Padri separati, in arrivo 15 posti letto e una legge ad hoc

Tanti dormono in macchina, accartocciati sul sedile posteriore. Altri vivono di niente all’interno del box auto, l’unico rifugio rimasto. Sempre meglio della strada. Sono i padri separati, i nuovi poveri di Milano e provincia: un popolo di 50mila persone finite sul lastrico a seguito delle spese legali post-separazione. Oltre alla casa da 160 posti già aperta in via Calvino, zona Mac Mahon, ora avranno un altro punto di riferimento: una quindicina di camere all’interno del Collegio dei padri oblati missionari, accanto al cinquecentesco Santuario della Beata Vergine Addolorata di Rho, nel milanese. Le stanze sono riservate agli uomini con un reddito annuo inferiore ai 20mila euro e le domande raccolte per avere un letto sono già una settantina: verranno analizzate da una commissione, che selezionerà i primi 15 papà soli che potranno accedere al servizio. I padri separati potranno appoggiarsi alla struttura per un anno, giusto il tempo per rimettersi in pista e magari trovarsi un lavoro più redditizio. Avranno a disposizione, in ogni stanza, telefono, accesso a Internet e allacciamento per la tv.
L’iniziativa è firmata dalla Provincia di Milano, che coprirà la metà della retta mensile (pari a 400 euro) ed è stata realizzata assieme all’associazione Famiglie separate cristiane, che sta vicino alla nuova categoria debole. «Si tratta di un primo progetto pilota - spiega l’assessore provinciale alle Politiche sociali Massimo Pagani - che vorremmo replicare su tutto il territorio.
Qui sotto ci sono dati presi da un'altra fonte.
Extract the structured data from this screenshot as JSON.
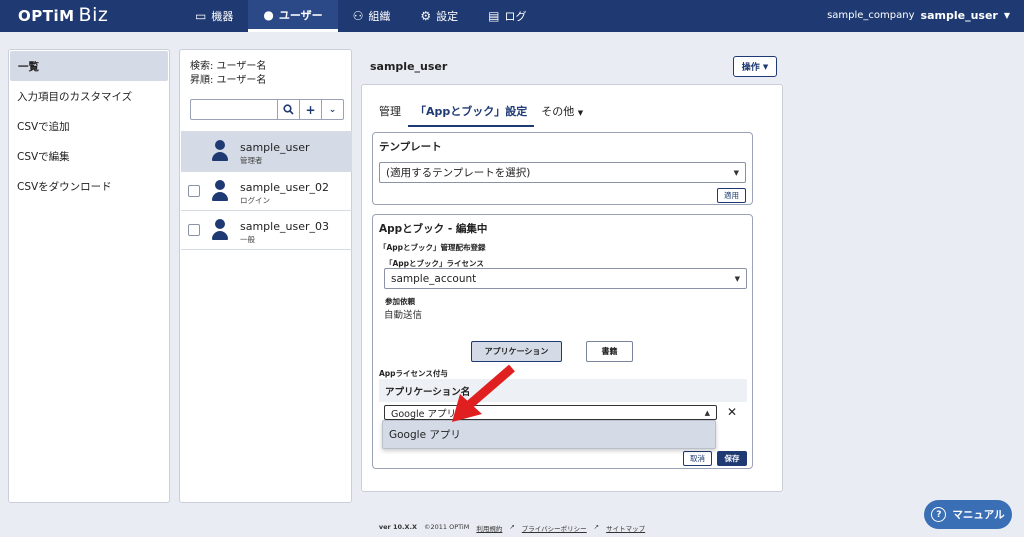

La Provincia vuole farsi carico in prima persona di un’emergenza sociale, spesso invisibile ma reale». A breve la Provincia pensa anche di aprire un’altra casa in zona Affori, vicino agli appartamenti realizzati per le Forze armate. «Stiamo anche per attivare un servizio telefonico per le persone in difficoltà - spiega il presidente di Palazzo Isimbardi, Guido Podestà - e vogliamo dare una prima risposta ai padri costretti a trovarsi un tetto dopo la separazione. I numeri di questo fenomeno sono impressionanti e, ovviamente, il nostro progetto pilota va sviluppato al fine di incrementare la disponibilità abitativa per questi soggetti. Stiamo rispettando l’impegno di non lasciare indietro nessuno, come avevamo annunciato durante la campagna elettorale del 2009. Siamo già intervenuti sul fronte della difesa dei posti di lavoro e della formazione professionale con lo stanziamento di sei milioni».
Anche la Regione Lombardia scende in campo a favore della nuova categoria di poveri. Il neopresidente del Consiglio lombardo, Davide Boni, lancia una proposta: realizzare una legge regionale ad hoc per i padri divorziati e organizzare urgentemente un tavolo regionale per analizzare il problema e trovare delle soluzioni. «I padri separati - spiega - vanno aiutati. Per loro, oltre agli aiuti economici, va studiata anche la possibilità di garantire un punteggio più altro per accedere alle graduatorie per l’assegnazione degli alloggi pubblici». «Credo sia arrivato il momento - precisa Boni - di affrontare questo problema particolare, soprattutto in un momento come questo, caratterizzato da una difficile congiuntura economica. Il Consiglio regionale farà la sua parte».
A vivere il contraccolpo economico della separazione sono migliaia di padri. Basti considerare che, solo a Milano e Provincia, i divorzi sono 2mila all’anno (60mila in Italia), dei quali un terzo non consensuali. Il primo anno di ritorno alla vita da single, che, nella maggior parte dei casi, avviene in condizioni di lacerazione emotiva, comporta, d’altra parte, un costo pro capite calcolabile tra i 20mila e i 30mila euro.

Al quale vanno aggiunti le spese dei vecchi e nuovi mutui o affitti, le spese legali, gli assegni di mantenimento ed eventuali parcelle per sedute psicologiche. Ogni singolo divorzio, poi, costa in media tra i mille e i duemila euro quand’è congiunto. Tra i 10mila e i 15mila euro quando non è consensuale.